China’s mistake
Around the beginning of this year, Chinese steel mills suddenly stopped buying iron ore. Unfortunately, this was disastrous for the price of the commodity, which slumped from $150 per metric ton to $115 per ton over the space of a few months.
Some suspected that the Chinese stopped buying the commodity in an effort force prices down, so they could restock for less when the time came. However, the Chinese steel mills seeming misjudged the market and were caught out by a resurgence of construction activity within China. This forced the steel producers to rapidly restock their iron ore reserves, at whatever price they could.
Rising prices
Unfortunately for the steel mills, this sudden rush to restock sent the price of iron ore skyward. Still, steel mills had no choice but to continue buying the commodity to feed the insatiable demand for steel within China.
Indeed, this surging demand for iron ore sent the price of the commodity up 20% in two months, from a low of $115 per metric ton during June, to $137 per metric ton during August.
What’s more, the effect of this sudden demand rippled across the whole resource industry. In particular, demand for ships to transport ore around the world has rocketed with hire rates for Capesize vessels, each able to haul at least 150,000 metric tons of cargo, touching $32,945 per day during September, the highest rate since November 2010.
Meeting demand
As one of the world’s largest iron ore miners, BHP Billiton (LSE: BLT) (NYSE: BHP.US) is set to benefit from this trend. Actually, BHP is one of the lowest cost-per-ton iron ore producers in the world. For example, my calculations show that BHP is able to produce one ton of iron ore for around $60, which indicates profit margins of more than 100% at current prices.
Furthermore, it would appear that BHP is seeking to capitalize on the worlds demand for the ore. Indeed, the company recently revealed to investors that it was going to cut spending on oil and gas exploration within India, instead focusing on ramping up its production of iron ore.
In addition, within the same market update, the company revealed that it was upping its iron ore production target for 2014, as a multi-billion dollar work over program achieved better results than expected. What’s more, BHP raised its 2014 iron ore output target by 3% to 212 million tonnes.

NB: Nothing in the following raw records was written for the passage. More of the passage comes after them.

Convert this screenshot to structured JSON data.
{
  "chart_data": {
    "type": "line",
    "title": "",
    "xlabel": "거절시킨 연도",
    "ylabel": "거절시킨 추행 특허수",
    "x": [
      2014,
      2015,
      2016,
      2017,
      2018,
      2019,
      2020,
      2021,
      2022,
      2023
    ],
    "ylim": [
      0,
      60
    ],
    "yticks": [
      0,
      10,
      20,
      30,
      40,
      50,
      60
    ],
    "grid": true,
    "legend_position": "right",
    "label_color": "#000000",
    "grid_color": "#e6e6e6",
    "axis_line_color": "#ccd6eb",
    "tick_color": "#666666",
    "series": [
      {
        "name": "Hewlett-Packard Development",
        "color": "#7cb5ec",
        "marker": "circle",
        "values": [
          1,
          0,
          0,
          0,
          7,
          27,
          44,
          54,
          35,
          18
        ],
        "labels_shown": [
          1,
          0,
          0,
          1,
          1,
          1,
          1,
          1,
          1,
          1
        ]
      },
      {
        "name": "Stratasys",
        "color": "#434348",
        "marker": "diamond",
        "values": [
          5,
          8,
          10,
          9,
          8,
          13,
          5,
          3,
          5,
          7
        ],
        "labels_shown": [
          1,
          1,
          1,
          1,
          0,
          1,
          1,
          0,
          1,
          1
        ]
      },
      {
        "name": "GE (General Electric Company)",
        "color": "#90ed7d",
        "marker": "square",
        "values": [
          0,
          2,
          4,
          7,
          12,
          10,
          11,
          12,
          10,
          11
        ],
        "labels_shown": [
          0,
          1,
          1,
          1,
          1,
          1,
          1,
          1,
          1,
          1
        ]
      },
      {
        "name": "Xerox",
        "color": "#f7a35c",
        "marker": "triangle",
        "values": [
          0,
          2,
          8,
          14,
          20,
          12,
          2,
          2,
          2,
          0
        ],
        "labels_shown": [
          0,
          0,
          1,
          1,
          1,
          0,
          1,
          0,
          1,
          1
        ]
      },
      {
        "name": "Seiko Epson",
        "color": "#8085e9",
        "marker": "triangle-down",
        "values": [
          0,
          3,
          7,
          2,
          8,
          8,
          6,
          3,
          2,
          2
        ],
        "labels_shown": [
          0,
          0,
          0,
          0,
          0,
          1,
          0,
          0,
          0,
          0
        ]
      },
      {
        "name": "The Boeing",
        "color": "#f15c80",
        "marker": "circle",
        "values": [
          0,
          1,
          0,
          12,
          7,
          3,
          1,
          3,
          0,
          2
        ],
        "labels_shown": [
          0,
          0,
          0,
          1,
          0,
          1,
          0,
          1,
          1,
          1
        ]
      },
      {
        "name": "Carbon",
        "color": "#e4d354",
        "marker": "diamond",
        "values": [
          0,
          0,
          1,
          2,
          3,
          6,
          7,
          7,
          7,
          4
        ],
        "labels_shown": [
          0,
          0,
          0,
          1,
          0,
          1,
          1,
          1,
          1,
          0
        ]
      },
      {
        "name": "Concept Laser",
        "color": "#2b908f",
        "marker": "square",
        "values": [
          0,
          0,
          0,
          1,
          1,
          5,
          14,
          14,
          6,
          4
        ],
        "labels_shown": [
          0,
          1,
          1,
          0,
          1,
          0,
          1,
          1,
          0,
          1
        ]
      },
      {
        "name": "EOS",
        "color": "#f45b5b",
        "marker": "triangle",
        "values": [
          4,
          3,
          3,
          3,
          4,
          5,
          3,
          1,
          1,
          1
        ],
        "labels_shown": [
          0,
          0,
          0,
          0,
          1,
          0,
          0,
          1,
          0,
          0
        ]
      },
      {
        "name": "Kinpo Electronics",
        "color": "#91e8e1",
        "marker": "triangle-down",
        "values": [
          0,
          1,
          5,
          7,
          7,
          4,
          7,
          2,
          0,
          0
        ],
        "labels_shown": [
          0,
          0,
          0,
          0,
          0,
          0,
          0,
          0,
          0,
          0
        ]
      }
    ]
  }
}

Elsewhere, BHP’s peers are also seeking to capitalize on the worlds seemingly insatiable demand for iron ore. In particular, Rio Tinto recently announce that it was upping ore output by 10% for this year. Moreover, Australia based, Fortescue Metals Group ramped up September shipments by a staggering 62%.
Foolish summary
Overall demand for iron ore remains robust around the world and BHP is in prime position to benefit. BHP is one of the worlds largest iron ore producers with a low production cost-per-ton, which should ensure the company remains profitable despite the volatile price of ore. Additionally, China’s recent mistake should boost BHP’s second half results.